When Motif asked if respondents would change their investments if they were not aligned with their personal values, 68 percent said yes. Almost three-fifths of the respondents, 57 percent, answered that they would be angry or extremely angry if they found that their investments were misaligned with their personal values.

“We saw an opportunity to give people more complete transparency and give them the information they need to make sure that what’s in their portfolios is aligned with their values,” Walia says.

Motif Impact’s investment options are fully transparent, similar to impact-oriented ETFs like State Street’s SHE or Etho Capital’s ETHO. However, unlike ETFs, motifs are also completely customizable at the investor or advisor level.
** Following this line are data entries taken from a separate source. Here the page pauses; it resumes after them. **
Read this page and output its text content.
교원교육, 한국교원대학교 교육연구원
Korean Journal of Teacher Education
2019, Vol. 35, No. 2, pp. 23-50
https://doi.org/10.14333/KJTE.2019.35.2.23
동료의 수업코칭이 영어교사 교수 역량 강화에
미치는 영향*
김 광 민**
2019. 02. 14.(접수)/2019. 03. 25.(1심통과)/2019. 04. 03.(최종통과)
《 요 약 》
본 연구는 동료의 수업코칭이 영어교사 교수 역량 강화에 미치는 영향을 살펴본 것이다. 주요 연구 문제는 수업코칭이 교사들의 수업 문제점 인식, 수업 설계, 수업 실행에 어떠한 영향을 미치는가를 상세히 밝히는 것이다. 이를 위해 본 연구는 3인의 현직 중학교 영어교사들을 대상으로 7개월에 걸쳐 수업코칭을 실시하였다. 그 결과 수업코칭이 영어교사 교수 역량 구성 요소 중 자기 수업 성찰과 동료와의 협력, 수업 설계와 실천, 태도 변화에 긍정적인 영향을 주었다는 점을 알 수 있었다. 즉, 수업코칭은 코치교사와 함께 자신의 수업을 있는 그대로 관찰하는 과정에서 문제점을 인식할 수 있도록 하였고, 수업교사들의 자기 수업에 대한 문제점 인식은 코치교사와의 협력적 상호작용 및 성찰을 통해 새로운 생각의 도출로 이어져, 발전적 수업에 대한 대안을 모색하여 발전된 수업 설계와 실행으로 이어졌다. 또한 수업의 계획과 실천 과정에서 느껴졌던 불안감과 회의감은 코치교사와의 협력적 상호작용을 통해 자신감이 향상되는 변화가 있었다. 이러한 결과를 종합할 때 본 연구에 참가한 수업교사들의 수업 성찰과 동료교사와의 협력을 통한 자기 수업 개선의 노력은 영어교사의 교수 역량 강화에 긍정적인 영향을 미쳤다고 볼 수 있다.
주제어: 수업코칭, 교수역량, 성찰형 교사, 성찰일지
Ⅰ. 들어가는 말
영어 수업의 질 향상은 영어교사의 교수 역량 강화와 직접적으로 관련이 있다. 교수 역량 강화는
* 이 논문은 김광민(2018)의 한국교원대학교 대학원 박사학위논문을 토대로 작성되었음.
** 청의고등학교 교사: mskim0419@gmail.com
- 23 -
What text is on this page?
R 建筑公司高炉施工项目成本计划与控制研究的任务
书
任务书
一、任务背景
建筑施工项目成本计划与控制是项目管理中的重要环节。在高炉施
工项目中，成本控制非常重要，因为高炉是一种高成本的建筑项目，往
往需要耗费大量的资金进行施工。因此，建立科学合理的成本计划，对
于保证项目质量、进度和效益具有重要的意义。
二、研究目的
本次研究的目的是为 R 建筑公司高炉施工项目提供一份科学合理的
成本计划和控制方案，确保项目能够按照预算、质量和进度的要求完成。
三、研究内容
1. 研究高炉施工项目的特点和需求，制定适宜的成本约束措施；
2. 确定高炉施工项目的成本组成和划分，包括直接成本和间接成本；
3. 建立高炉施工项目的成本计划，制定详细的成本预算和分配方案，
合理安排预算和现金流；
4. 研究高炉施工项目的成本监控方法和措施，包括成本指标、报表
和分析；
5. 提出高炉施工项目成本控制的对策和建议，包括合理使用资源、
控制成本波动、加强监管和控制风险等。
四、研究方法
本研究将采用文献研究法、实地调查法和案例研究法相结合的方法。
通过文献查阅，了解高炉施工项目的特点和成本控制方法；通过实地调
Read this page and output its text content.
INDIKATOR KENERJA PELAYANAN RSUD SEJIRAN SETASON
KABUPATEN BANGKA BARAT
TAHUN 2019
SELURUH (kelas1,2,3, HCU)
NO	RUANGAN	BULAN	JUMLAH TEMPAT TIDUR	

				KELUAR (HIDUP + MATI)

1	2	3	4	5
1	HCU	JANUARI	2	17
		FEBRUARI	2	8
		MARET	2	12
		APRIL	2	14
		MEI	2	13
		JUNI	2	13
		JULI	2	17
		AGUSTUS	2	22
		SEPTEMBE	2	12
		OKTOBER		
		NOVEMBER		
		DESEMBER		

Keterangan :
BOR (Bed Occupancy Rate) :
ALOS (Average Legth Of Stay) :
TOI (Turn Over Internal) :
Motif Impact includes three motifs designed via a partnership with MSCI ESG Research: Sustainable Planet, Fair Labor and Good Corporate Behavior, each targeting different areas of the impact investing universe.

“You can then build an asset allocation model to help you reach your goals,” Walia says. “We allow you to fix your values within the account, take out stocks that are inconsistent with those values and replace them with others.”

The new service, launched on Tuesday, is available for a flat subscription price of $9.95 per month. For users already on Motif Blue, the firm’s financially oriented digital advice provider, access to Motif Impact will come with no additional cost. However, if a Motif Impact user’s account underperforms due to its values filter the first month, the company will reimburse them for their fees, says Walia.

Walla says that Motif Impact is aimed towards Motif’s institutional business, Motif Advisor, as well.

“Our advisors can offer this product on their own; this is a complement to their advice,” says Walia. “Some advisors may not be ready for an automated impact investment platform. We notice that they take a long time to make technology decisions, but we didn’t want to wait around. Moving forward, we’re going to take this inspiration on values and create institutional products.”